The Leveaux porphyritic diorite (LPD) is a 72-m thick, discontinuous, hypabyssal, sheet-like intrusion that is part of the Mesoproterozoic (1.1 Ga) Beaver Bay Complex of NE Minnesota. The LPD makes up five prominent, cuesta-like ridges that dip gently southeast and trend parallel to Lake Superior over a 20 km distance. The LPD is composed of an upper porphyritic zone, which contains 1-4 cm plagioclase megacrysts in a fine-grained ferrodiorite matrix, and a lower aphyric zone composed of fine-grained ferrodiorite with rare megacrysts. The aphyric and porphyritic zones are separated by a 20-30 cm thick gradational contact.

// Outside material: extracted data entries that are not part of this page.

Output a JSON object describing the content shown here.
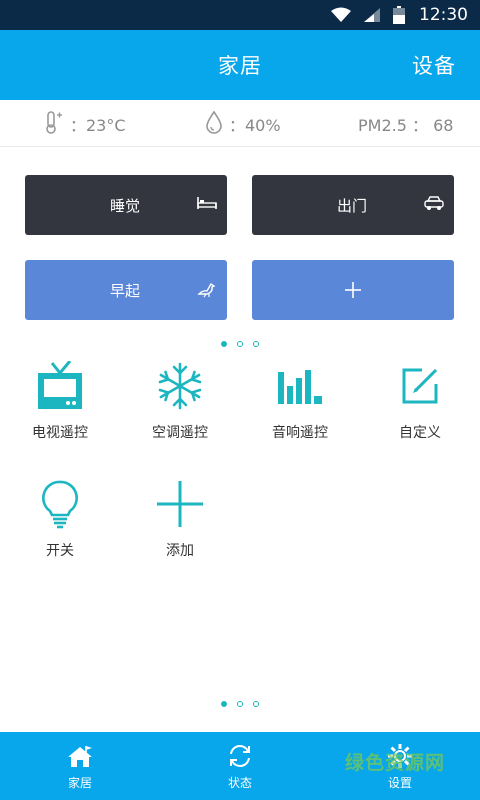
{
  "status_bar": {
    "time": "12:30",
    "icons": [
      "wifi-icon",
      "signal-icon",
      "battery-icon"
    ]
  },
  "header": {
    "title": "家居",
    "action": "设备"
  },
  "environment": {
    "temperature": "：23°C",
    "humidity": "：40%",
    "pm25": "PM2.5 ： 68"
  },
  "scenes": [
    {
      "label": "睡觉",
      "icon": "bed-icon"
    },
    {
      "label": "出门",
      "icon": "car-icon"
    },
    {
      "label": "早起",
      "icon": "bird-icon"
    },
    {
      "label": "+",
      "icon": "plus-icon"
    }
  ],
  "devices": [
    {
      "label": "电视遥控",
      "icon": "tv-icon"
    },
    {
      "label": "空调遥控",
      "icon": "snowflake-icon"
    },
    {
      "label": "音响遥控",
      "icon": "sound-bars-icon"
    },
    {
      "label": "自定义",
      "icon": "edit-icon"
    },
    {
      "label": "开关",
      "icon": "lightbulb-icon"
    },
    {
      "label": "添加",
      "icon": "plus-icon"
    }
  ],
  "bottom_nav": [
    {
      "label": "家居",
      "icon": "home-icon"
    },
    {
      "label": "状态",
      "icon": "refresh-icon"
    },
    {
      "label": "设置",
      "icon": "gear-icon"
    }
  ],
  "watermark": "绿色资源网",
  "colors": {
    "primary": "#08a6ea",
    "status_bar": "#0a2a47",
    "scene_dark": "#33353f",
    "scene_blue": "#5b87d8",
    "icon_teal": "#1bb6c0"
  }
}
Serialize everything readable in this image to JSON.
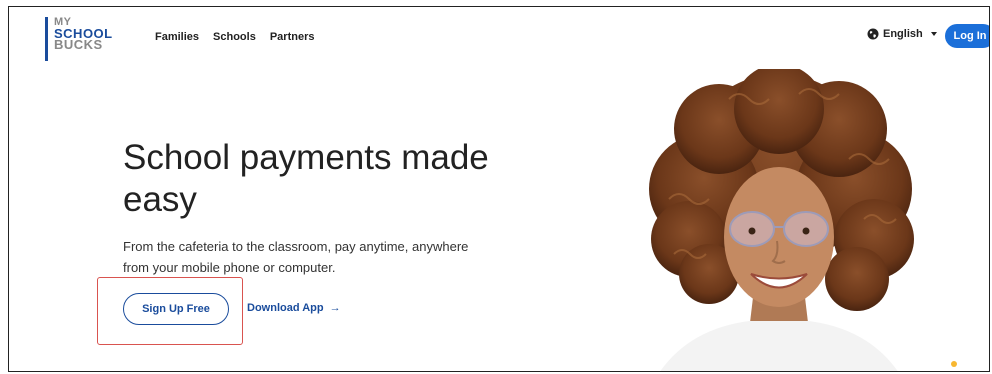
{
  "logo": {
    "line1": "MY",
    "line2": "SCHOOL",
    "line3": "BUCKS"
  },
  "nav": {
    "items": [
      "Families",
      "Schools",
      "Partners"
    ]
  },
  "header": {
    "language": "English",
    "login_label": "Log In"
  },
  "hero": {
    "headline": "School payments made easy",
    "subtext": "From the cafeteria to the classroom, pay anytime, anywhere from your mobile phone or computer.",
    "signup_label": "Sign Up Free",
    "download_label": "Download App",
    "download_arrow": "→"
  },
  "colors": {
    "brand_blue": "#1a4c9c",
    "button_blue": "#1b6fd9",
    "highlight_red": "#d9534f",
    "accent_yellow": "#f7b731"
  },
  "icons": {
    "language": "globe-icon",
    "dropdown": "caret-down-icon",
    "download": "arrow-right-icon"
  }
}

Geochemical and petrographic characteristics are nearly identical in the aphyric zone and the matrix material of the porphyritic zone. Mineralogically, the ferrodiorite is composed of plagioclase, augite, K-feldspar, Fe-Ti oxides, and minor accessory minerals of quartz, inverted pigeonite, calcite, and apatite, which collectively display an intergranular, nonfoliated texture. Modally, the ferrodiorite varies between diorite and quartz monzonite. Based on XRF analyses, the normative An composition in the matrix is 39, while ranging from 19-64 as determined by microprobe analyses. Matrix augite contains a constant composition (mg # 55-61) throughout the intrusion. Microprobe traverses and Nomarski DIC microscopy of plagioclase megacrysts indicate subtle zoned cores (~An 65) and strongly zoned rims with a similar An to matrix plagioclase.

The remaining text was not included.